Saturday, January 5, 2013

North to Beijing

I suppose if I am ever going to write again on my blog, Beijing is a good place to begin.  When I last wrote, I left things hanging in the banlieue of Shanghai.  Thanks to my notes, which were much better than I remembered, I can share actual details of my trip.  My problem is that I have an overwhelming memory of Beijing that now colors my view of the city...more on that later.

We took the high speed train from Shanghai to Beijing.  Let me just say--it is AWESOME.  Amazingly clean station, beautiful train, easy trip.  At 300 km/hr, the trip takes about five hours.  We got the benefit of watching the countryside roll past as we spent the morning on the train.  I think I will quote from my notebook here:
"Past unbelievable number of cities, cranes everywhere, building.  Every place has 8+ cranes, never just one.  Complexes of apartments, not single buildings, but...

"Where does the food come from?  The construction materials?  Where do they work?

"Also passed thousands of acres of fields--rice paddies in the south, corn further north.  All hand-harvested.  We saw one (ox? yak?) farm animal, a herd of goats in a field, one dairy farm with no apparent pasture.

Over Charlie's shoulder you can see the speed:  304 km/h!
"The scale is mind-boggling.  Enormous poverty, dirt roads, brand new multi-lane highways that seem to lead to nowhere [and, I might note, were completely empty].  A country out of thin air, made of instant cities."

So there you have it.  We didn't see small towns, or even big towns.  Just irregular, hand-tended fields or enormous cities that you have never heard of.
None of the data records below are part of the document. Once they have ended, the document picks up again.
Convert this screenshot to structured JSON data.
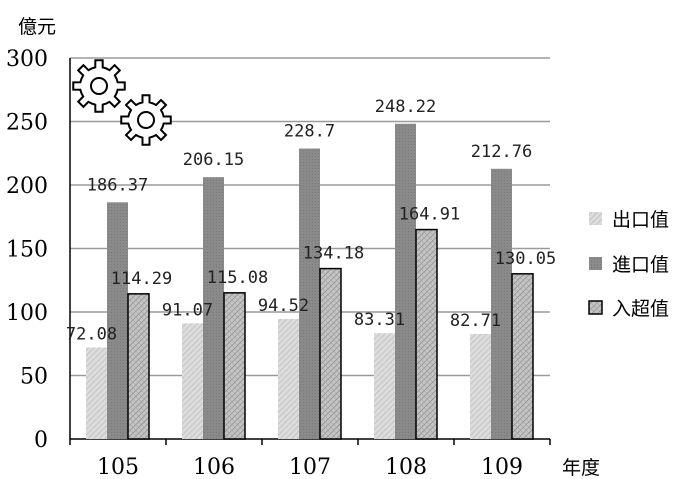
{
  "chart_data": {
    "type": "bar",
    "ylabel": "億元",
    "xlabel": "年度",
    "ylim": [
      0,
      300
    ],
    "yticks": [
      0,
      50,
      100,
      150,
      200,
      250,
      300
    ],
    "grid": true,
    "legend_position": "right",
    "categories": [
      "105",
      "106",
      "107",
      "108",
      "109"
    ],
    "series": [
      {
        "name": "出口值",
        "values": [
          72.08,
          91.07,
          94.52,
          83.31,
          82.71
        ],
        "labels": [
          "72.08",
          "91.07",
          "94.52",
          "83.31",
          "82.71"
        ],
        "color": "#d0d0d0"
      },
      {
        "name": "進口值",
        "values": [
          186.37,
          206.15,
          228.7,
          248.22,
          212.76
        ],
        "labels": [
          "186.37",
          "206.15",
          "228.7",
          "248.22",
          "212.76"
        ],
        "color": "#858585"
      },
      {
        "name": "入超值",
        "values": [
          114.29,
          115.08,
          134.18,
          164.91,
          130.05
        ],
        "labels": [
          "114.29",
          "115.08",
          "134.18",
          "164.91",
          "130.05"
        ],
        "color": "#a8a8a8"
      }
    ],
    "decoration_icons": [
      "gear-icon",
      "gear-icon"
    ]
  }
}
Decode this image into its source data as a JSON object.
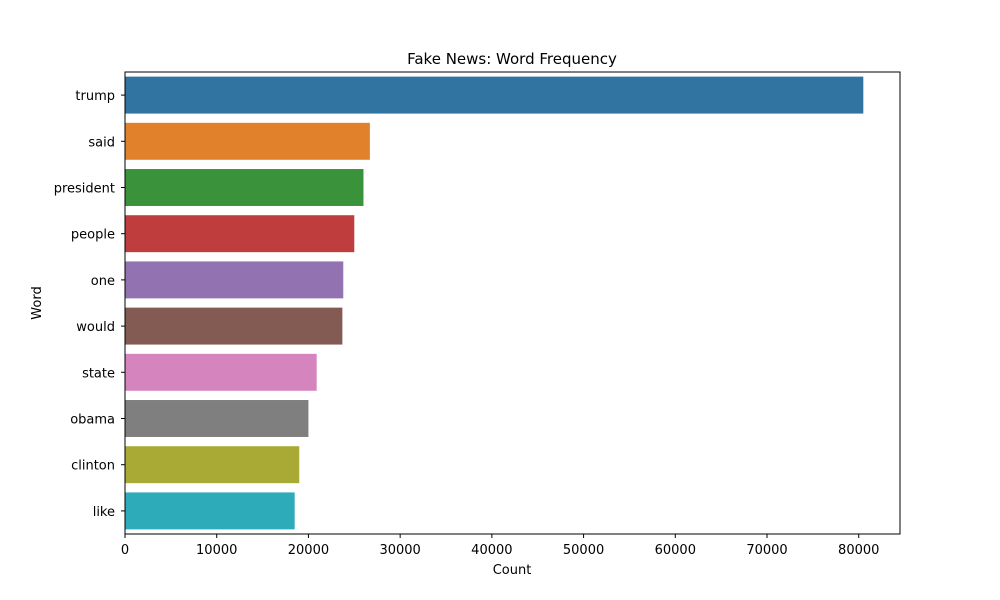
{
  "chart_data": {
    "type": "bar",
    "orientation": "horizontal",
    "title": "Fake News: Word Frequency",
    "xlabel": "Count",
    "ylabel": "Word",
    "categories": [
      "trump",
      "said",
      "president",
      "people",
      "one",
      "would",
      "state",
      "obama",
      "clinton",
      "like"
    ],
    "values": [
      80500,
      26700,
      26000,
      25000,
      23800,
      23700,
      20900,
      20000,
      19000,
      18500
    ],
    "colors": [
      "#3274a1",
      "#e1812c",
      "#3a923a",
      "#c03d3e",
      "#9372b2",
      "#845b53",
      "#d684bd",
      "#7f7f7f",
      "#a9aa35",
      "#2eabb8"
    ],
    "xlim": [
      0,
      84500
    ],
    "xticks": [
      0,
      10000,
      20000,
      30000,
      40000,
      50000,
      60000,
      70000,
      80000
    ],
    "xtick_labels": [
      "0",
      "10000",
      "20000",
      "30000",
      "40000",
      "50000",
      "60000",
      "70000",
      "80000"
    ],
    "grid": false,
    "legend": "none"
  }
}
Once we arrived in Beijing, I finally had that "A HA!  I'm in China" feeling I missed in Shanghai.  It was only accentuated when we walked down Wangfujing Street, a main shopping district that happened to be right around the corner from our hotel.  Check out what one of the street vendors was selling:
Not exactly McDonald's...

We ate lunch nearby, but had dumplings instead of seahorses and starfish in a pretty typical dumpling shop:
Not exactly McDonald's, either...
Then we walked a couple of blocks to perhaps the most famous place in all of China:

Can you find all the security cameras?

This is Tiananmen, the heart of communist China.  I have many thoughts about this place, but for now, I will share what I wrote that night:
"Walked through [a] city park (Jinshan) and around through park to entrance to Forbidden City, walked through Tiananmen.  Awful--in that it feels oppressive, just being there.  Cops, soldiers, plainclothes officers everywhere, and cameras.  Charlie [Bill's business partner] was visibly uncomfortable.  The disconnect with American freedom is profound.  The worst place I've ever been."
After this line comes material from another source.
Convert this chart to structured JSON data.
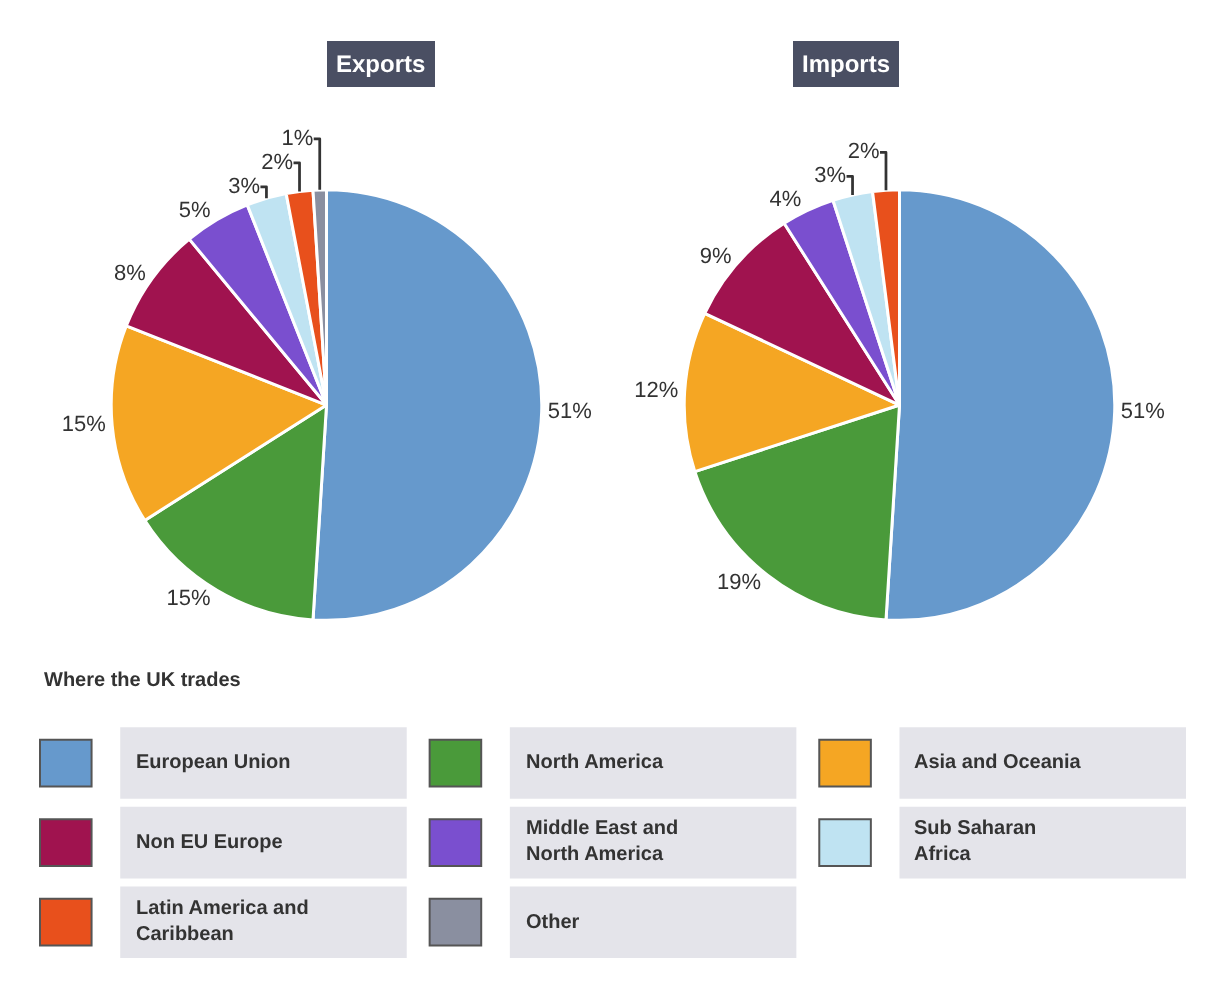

This is the entrance to the Forbidden City.  Mao's picture faces Tiananmen and his mausoleum.  The two buildings that flank Tiananmen Square are the People's Congress and the Museum of the People's History.
One of the People's Buildings.  They look exactly alike.
Mao's mausoleum, which stands directly opposite Mao's portrait at the Forbidden City.
We ate dinner in a mall that night, steps from Mao's portrait. The mall was glittering, clean, and full of shoppers.  We could have been anywhere in the world.